Selain itu, kehadiran warsa politik yang berlangsung sejak tahun ini dan bakal berlanjut hingga 2024 juga menjadi salah satu faktor penghambat.
Menurut Martha, keberadaan tahun politik membuat pemilik kontrak cenderung wait and see, terutama pihak swasta yang lebih menahan diri hingga mendapatkan kepastian pada tahun depan.
Di sisi lain, meningkatnya anggaran infrastruktur dinilai dapat menjadi katalis positif bagi sektor ini. Menyitir laporan Data Indonesia, pemerintah mengalokasikan anggaran infrastruktur sebesar Rp392 triliun di dalam APBN 2023, meningkat 7,75 persen dari tahun lalu.
“Saya melihat sektor ini menarik dilirik untuk tahun depan, seiring rencana infrastruktur dan pemerintah yang baru.

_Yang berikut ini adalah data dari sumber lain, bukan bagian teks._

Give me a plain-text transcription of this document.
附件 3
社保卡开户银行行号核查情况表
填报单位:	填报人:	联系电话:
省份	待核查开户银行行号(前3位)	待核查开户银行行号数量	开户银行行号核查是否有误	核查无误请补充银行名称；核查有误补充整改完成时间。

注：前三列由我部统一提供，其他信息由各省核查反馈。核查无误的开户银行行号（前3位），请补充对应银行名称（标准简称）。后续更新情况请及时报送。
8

Namun, untuk semester dua, diperkirakan pergerakan harganya terbatas,” tutur Martha.
Sebagai catatan, sejumlah emiten konstruksi baik BUMN Karya maupun swasta mencatatkan kinerja saham yang melempem secara year-to-date (ytd).

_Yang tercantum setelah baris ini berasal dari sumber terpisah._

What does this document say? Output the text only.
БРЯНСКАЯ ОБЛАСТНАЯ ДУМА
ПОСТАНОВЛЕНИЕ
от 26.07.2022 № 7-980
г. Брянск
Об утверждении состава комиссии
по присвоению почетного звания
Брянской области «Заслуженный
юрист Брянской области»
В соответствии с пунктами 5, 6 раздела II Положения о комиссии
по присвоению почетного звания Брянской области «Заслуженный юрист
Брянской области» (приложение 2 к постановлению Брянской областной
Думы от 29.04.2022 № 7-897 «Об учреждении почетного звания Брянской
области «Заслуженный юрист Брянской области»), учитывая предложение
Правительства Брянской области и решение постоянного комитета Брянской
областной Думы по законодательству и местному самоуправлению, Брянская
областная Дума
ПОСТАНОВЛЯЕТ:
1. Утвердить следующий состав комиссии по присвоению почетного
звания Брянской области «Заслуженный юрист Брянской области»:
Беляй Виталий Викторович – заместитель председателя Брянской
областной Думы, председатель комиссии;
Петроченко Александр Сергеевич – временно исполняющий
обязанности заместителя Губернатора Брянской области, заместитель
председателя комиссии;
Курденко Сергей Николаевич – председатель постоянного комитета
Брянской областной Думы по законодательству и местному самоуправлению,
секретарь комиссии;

Hingga Senin (24/7), emiten konstruksi pelat merah seperti PT Wijaya Karya (Persero) Tbk. (WIKA), PT PP (Persero) Tbk. (PTPP), dan PT Waskita Karya (Persero) Tbk. (WSKT) terpantau parkir di zona merah sepanjang tahun berjalan.
Saham WIKA, misalnya, melemah 38,50 persen sepanjang tahun berjalan. Kondisi serupa juga diikuti PTPP yang turun 11,89 persen ytd, sementara WSKT anjlok 43,89 persen. Sebagai informasi, perdagangan saham WSKT dihentikan sementara sejak 8 Mei lalu.
Dari emiten konstruksi swasta, saham ACST terpantau melemah 8,92 persen secara ytd. Selain itu, PT Bangun Karya Perkasa Jaya Tbk. (KRYA) juga melempem 84,12 persen ytd.
_______
Disclaimer: Berita ini tidak bertujuan mengajak membeli atau menjual saham. Keputusan investasi sepenuhnya ada di tangan pembaca. Bisnis.com tidak bertanggung jawab terhadap segala kerugian maupun keuntungan yang timbul dari keputusan investasi pembaca.